Cakra, seorang dokter muda yang baru saja diangkat menjadi salah satu asisten tenaga medis di rumah sakit As-Syifa itu terlihat gusar. Tubuhnya terlihat maju mundur seperti sebuah setrika berjalan.

“Apa lagi, sih, Cakra?”

“Tolongin ane, Gus. Toloong banget!”

“Minta tolong apa lagi, Cakra? Ini sebenarnya yang posisinya asisten ente apa ane?”

“Ssssht.. Gus Aufar pliiis, ini tuh bener-benar gawat, Gus, gawat!”

“Oke, antum tarik napas dulu, lepaskan! Baca istighfar, lalu bicara yang jelas!” Cakra segera mengikuti saran Aufar, lantas ia segera kembali membuka suara.

“Jadi gini, Gus. Di luar sana, pasien ODGJ sedang lepas, Gus. Semua orang kewalahan. Dia ngamuk-ngamuk, padahal tangan sama kakinya udah dirantai. Bahkan polisi pada dateng ke RS ini buat mengatasi si ODGJ itu, Gus. Kacau-kacau. Kalau ini sampai ketahuan pers bisa hancur reputasi kita, Gus.”

“ODGJ lepas? Kok bisa? Terus kenapa juga sampai ada polisi yang ikut campur mengatasinya? Apa masalahya seserius itu?”

“Sebenernya, ini pasien bukan cuma sekedar ODGJ, Gus. Tapi dia itu siluman, Gus. Silumaaan.”Cakra terlihat geregetan. Ia bicara sambil menggosok-gosok rambut dan kepalanya.

“Siluman? Ya Allah, ini bukan waktunya buat bercanda, Cakra.”

“Ane gak bercanda, Gus Aufar. Ane gak bercanda. Dia itu beneran siluman.”

“Jadi dia itu ODGJ apa siluman?”

“Siluman yang nyamar jadi ODGJ mungkin, Gus. Atau bisa jadi ODGJ yang dirasuki siluman.”

“Terus kenapa kamu justru mengundang saya, Cakra? Bukannya ada petugas khusus untuk ODGJ?”

“Gus, pasien ini berbeda. Dia anak kecil.”

“Anak kecil?”

“Lerres, Gus.”

“Sebentar, jadi sebenarnya dia ini anak kecil yang masuk kategori pasien kejiwaan dan bertingkah seperti siluman?”

“Iyuup betul sekali.

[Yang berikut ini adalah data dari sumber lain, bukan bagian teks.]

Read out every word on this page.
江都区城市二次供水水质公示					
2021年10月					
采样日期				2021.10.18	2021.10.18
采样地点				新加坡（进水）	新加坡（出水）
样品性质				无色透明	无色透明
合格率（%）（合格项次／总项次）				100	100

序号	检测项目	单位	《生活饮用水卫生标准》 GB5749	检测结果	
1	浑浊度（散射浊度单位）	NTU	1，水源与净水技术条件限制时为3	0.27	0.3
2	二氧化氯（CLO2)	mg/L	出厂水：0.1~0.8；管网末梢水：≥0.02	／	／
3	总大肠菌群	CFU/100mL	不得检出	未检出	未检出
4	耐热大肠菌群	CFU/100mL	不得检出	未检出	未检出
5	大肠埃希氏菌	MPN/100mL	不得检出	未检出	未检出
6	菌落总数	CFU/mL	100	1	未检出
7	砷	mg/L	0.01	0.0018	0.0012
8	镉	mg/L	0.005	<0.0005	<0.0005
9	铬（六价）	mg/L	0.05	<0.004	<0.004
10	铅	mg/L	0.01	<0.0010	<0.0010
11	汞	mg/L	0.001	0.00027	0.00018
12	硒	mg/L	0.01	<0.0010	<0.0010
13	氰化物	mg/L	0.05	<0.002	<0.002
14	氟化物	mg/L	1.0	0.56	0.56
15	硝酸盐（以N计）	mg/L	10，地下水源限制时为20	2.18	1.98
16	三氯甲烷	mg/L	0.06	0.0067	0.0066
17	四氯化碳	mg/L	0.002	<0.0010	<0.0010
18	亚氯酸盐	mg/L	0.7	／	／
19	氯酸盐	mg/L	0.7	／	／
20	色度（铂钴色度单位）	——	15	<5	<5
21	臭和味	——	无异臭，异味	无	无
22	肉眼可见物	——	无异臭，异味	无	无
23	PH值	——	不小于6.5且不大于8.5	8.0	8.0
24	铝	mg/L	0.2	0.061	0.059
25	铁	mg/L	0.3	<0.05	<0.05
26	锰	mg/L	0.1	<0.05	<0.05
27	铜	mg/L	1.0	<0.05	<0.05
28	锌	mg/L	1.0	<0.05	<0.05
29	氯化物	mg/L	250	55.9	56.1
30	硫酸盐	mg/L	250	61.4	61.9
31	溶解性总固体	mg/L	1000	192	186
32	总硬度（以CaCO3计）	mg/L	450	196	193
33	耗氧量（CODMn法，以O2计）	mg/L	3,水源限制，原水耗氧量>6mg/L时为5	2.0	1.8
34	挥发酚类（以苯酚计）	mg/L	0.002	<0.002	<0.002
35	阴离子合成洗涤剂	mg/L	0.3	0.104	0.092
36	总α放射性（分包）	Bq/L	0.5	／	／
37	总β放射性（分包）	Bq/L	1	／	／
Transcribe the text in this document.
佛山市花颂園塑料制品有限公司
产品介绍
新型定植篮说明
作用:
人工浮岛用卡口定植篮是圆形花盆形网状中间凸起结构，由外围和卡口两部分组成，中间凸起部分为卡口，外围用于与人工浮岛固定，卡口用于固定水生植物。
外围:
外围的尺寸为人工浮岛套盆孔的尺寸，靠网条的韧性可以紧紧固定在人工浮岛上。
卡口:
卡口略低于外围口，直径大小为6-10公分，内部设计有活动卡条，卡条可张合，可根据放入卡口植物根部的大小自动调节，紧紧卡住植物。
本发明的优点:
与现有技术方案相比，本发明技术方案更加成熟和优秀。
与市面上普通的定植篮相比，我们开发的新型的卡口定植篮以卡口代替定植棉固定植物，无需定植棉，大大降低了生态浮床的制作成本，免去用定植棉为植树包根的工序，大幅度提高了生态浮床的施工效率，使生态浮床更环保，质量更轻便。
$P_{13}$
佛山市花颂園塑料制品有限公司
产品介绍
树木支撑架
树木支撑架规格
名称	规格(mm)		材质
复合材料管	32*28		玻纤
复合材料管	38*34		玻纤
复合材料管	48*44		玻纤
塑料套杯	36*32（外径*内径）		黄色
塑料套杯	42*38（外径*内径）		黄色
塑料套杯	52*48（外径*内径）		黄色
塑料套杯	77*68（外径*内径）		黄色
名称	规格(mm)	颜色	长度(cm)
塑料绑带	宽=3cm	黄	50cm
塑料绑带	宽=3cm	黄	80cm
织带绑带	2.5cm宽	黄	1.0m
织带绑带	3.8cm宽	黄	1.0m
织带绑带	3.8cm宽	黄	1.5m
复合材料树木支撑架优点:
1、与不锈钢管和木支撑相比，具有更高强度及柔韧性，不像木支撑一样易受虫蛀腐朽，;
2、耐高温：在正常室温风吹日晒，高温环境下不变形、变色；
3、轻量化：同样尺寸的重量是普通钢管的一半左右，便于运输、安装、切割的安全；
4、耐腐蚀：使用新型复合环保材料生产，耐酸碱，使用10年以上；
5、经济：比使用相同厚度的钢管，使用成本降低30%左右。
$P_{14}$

Itu maksud saya dari tadi, Gus. Saya sebagai calon asisten wakil ketua direktur poli anak merasa sangat malu karena tidak bisa mengatasi hal ini, Gus. Tolong saya, Gus!” Cakra kembali memohon.

“Kali ini semua dokter kewalahan. Bayangkan, sepuluh pasien di poli anak digigit, Gus. Dua tenaga medis juga digigit sampai membutuhkan perawatan intensif di area wajahnya.”

Aufar terkesiap mendengar celotehan Cakra. Pria itu terdiam, seolah sedang menimbang-nimbang. Jika sudah masuk pada ranah perawatan intensif, jelas hal ini sudah bukan masalah sepele lagi.

“Gus Dokter, kan dokter cinta, dokter jiwa, dokter segalanyalah pokonya. Saya yakin Gus Dokter Aufar bisa mengatasi masalah ini dengan mudah, Gus,” rayunya.

“Gus Aufar sendiri kan yang bilang. Orang yang stress itu harus diobati jiwanya. Nah, makanya kami butuh sekali bantuan dokter cinta yang bisa mengobati segala penyakit jiwa. Ia kan Gus Dokter Aufa Rikza Sahab Alawi?” Cakra menatap Aufar dengan tatapan geli.

“Di mana anak itu sekarang?” tanya Aufar segera.

“Lagi dikepung polisi di koridor rumah sakit, Gus.”

“Dikepung polisi?”

“Iya, Gus. Dia susah benget buat dijinakkan. Sudah ada belasan korbannya. Lain kerugian material rumah sakit karena ulahnya ngamuk-ngamuk gak karuan selama dua harian ini. Makanya, direktur rumah sakit minta agar kepolisian juga ikut turun tangan. Supaya kalau ada apa-apa bukan kita yang disalahakan.”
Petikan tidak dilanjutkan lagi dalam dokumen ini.